Sans renier les atouts de la mixité sociale – et je pense pouvoir dire que mon couple avec Mister Mousse représente un bel exemple de mixité sociale – il faut avouer que je suis autrement plus à l’aise au milieu des amis de mes amis ingés qu’au milieu des amis de mes amis gays ! En rentrant de vacances, j’ai emmené Mister Mousse dans deux restos : un avenue de Villiers, l’autre porte de Saint-Cloud. Honnêtement, je trouvais ça plus naturel que le Kofi du marais. C’est comme si je mettais un masque pour aller à Tataland, répondant à une forme de pression sociale, alors que je pouvais être complètement moi-même dans ces quartiers de l’ouest parisien où j’ai grandi.

En écrivant ces lignes, je repense à ce que j’ai appris en psycho : quand il y a un malaise, cherchez en vous, aucune circonstance anodine ne peut seule induire un malaise.
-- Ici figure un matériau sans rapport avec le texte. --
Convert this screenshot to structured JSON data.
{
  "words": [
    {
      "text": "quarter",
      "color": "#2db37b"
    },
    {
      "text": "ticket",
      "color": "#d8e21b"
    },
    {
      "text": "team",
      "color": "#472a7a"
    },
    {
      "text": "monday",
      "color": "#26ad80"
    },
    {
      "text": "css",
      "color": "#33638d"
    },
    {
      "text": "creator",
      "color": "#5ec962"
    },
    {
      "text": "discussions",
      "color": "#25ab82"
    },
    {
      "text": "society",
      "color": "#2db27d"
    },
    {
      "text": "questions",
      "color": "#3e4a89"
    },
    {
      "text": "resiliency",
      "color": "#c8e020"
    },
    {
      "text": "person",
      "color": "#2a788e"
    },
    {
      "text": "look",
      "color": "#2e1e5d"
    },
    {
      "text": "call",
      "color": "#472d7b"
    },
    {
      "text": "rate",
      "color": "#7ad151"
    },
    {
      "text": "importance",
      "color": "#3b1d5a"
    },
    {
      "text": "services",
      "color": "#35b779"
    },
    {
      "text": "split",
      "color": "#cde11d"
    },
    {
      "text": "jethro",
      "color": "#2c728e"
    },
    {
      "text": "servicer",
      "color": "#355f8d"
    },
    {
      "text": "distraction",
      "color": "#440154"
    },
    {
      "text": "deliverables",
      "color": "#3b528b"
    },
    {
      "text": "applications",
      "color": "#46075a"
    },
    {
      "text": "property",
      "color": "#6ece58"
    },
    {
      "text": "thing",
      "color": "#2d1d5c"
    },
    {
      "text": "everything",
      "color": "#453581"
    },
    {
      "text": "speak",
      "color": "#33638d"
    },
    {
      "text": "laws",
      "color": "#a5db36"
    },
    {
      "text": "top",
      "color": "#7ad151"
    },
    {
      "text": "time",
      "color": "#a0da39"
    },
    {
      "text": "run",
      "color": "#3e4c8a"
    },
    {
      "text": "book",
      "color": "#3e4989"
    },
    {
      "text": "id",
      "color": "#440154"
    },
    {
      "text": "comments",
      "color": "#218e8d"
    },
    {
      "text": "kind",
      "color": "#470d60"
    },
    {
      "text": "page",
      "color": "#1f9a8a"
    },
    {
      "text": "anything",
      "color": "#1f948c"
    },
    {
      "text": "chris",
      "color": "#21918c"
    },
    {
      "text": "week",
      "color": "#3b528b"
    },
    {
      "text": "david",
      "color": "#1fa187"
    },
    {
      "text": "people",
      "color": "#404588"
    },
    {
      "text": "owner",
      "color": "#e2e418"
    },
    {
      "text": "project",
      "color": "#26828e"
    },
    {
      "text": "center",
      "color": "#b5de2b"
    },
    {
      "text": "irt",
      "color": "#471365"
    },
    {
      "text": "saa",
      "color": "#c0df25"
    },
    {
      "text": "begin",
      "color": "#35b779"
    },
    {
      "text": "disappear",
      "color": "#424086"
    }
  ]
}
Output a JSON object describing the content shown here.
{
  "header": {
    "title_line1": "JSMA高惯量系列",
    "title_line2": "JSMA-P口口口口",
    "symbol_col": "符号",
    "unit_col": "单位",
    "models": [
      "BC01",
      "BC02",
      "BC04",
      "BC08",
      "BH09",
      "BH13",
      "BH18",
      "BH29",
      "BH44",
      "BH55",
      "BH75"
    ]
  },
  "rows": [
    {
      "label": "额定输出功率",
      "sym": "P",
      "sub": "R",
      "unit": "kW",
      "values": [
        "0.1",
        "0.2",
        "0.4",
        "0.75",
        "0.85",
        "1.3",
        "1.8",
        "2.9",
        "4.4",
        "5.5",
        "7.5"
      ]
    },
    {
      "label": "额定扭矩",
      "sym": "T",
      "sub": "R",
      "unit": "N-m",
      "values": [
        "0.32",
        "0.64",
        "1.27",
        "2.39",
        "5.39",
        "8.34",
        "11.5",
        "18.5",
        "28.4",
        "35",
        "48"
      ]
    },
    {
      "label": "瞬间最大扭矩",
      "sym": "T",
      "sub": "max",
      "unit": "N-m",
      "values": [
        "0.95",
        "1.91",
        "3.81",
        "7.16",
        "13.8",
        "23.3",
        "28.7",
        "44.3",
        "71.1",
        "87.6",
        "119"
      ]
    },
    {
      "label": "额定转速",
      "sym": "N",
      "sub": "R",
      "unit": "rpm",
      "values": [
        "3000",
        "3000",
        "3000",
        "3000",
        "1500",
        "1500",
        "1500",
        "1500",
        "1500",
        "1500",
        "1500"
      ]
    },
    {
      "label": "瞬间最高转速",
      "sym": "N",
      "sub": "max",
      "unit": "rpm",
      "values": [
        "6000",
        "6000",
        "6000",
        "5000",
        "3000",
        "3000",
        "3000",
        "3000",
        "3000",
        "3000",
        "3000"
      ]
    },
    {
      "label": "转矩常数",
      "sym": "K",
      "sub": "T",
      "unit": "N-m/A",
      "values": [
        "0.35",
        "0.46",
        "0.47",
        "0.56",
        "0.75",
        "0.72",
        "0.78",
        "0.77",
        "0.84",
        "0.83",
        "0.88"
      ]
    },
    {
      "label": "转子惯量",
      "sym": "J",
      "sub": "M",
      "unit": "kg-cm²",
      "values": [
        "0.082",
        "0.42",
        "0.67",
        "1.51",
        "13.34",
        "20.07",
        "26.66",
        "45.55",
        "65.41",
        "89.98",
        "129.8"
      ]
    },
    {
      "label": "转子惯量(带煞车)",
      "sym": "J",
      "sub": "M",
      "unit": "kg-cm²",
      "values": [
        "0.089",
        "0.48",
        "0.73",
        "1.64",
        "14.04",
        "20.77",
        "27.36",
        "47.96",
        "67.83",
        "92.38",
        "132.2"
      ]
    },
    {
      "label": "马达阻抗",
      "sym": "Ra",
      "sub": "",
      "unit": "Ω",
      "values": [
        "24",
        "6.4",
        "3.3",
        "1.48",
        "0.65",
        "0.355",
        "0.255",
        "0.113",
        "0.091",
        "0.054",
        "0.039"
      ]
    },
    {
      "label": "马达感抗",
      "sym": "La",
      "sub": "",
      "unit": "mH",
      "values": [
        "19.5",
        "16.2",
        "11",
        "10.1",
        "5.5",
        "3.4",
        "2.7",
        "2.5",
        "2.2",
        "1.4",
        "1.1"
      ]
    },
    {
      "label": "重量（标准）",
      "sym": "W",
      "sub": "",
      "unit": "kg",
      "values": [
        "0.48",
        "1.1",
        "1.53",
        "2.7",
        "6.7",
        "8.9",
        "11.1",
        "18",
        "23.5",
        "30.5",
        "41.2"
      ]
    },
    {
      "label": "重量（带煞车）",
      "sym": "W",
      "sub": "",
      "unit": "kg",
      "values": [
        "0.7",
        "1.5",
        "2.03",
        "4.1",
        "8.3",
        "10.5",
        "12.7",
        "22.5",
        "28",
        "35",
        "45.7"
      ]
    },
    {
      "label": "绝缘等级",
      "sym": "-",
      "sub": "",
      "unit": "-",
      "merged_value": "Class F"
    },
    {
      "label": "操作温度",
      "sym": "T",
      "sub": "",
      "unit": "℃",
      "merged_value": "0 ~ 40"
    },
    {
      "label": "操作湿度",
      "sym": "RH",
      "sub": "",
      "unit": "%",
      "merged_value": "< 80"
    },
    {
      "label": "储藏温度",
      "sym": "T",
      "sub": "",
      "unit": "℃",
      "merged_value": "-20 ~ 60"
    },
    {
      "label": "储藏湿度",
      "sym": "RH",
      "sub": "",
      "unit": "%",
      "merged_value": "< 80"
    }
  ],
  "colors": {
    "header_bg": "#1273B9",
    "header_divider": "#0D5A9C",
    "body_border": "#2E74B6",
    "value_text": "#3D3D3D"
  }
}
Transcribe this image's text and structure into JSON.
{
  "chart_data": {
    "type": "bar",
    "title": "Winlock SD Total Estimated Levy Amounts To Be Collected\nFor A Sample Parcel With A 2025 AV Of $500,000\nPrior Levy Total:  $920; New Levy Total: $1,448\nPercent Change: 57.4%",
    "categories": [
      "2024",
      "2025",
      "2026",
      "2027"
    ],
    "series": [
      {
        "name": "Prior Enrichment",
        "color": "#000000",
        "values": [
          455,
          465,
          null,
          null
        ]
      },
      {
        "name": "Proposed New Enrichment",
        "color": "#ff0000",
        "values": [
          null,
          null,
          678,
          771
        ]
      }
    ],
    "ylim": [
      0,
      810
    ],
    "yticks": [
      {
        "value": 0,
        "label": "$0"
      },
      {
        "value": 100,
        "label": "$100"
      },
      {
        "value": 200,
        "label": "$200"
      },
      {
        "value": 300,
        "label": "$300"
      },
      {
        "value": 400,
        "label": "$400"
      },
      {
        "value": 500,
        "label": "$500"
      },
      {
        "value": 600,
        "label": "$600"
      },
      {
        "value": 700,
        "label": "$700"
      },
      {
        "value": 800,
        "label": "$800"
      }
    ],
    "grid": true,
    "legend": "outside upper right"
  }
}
Et la solution, je pense, est dans la dernière phrase du paragraphe ci-dessus : « mettre un masque pour répondre à une pression sociale ». Je pense être arrivé à un point dans ma vie, où il est temps de tomber les masques. (À suivre !)

Le blues, c’est comme la pluie…

Mardi 25 août 2009

Le blues, c’est comme la pluie : après, il y a le beau temps ! Peut-être le fait de m’être lâché ici hier, mais depuis hier soir, ça va nettement mieux !

Il faut dire que ça ne chôme pas : boulot, iPhone, piano, repassage, télé, lecture, je n’ai même plus le temps de profiter de l’excellent Wii Sports Resort que je me suis offert il y a quinze jours – et sur lequel on s’éclate avec Mister Mousse !

Comme souvent en cette période, l’envie de tout changer est bien présente : j’ai revu mes méthodes de travail au piano – la rentrée de l’an passé avait eu un effet catastrophique sur ma façon de procéder, allez savoir pourquoi… ; j’organise mieux mes dev’ sur l’iPhone afin de donner une touche plus pro à mes appz; je me force à prendre le temps de lire – j’adore ça mais je ne prends jamais le temps d’habitude – en plus ça m’aide à dormir, donc c’est formidable; je cherche de nouveaux chemins plus agréables pour revenir du boulot… J’en oublie sûrement !

C’est un peu idiot ce système de remise à zéro une à deux fois par an : il faudrait parvenir à remettre en cause nos erreurs au fur et à mesure ! C’est couillon de décréter qu’on a du recul sur tout en même temps ! Mais bon, je me vois mal mettre un rappel dans mon agenda tous les mois ou tous les deux mois pour me dire « oublie pas de faire le point ». Condamné à faire les mêmes couilloneries que tout le monde, finalement !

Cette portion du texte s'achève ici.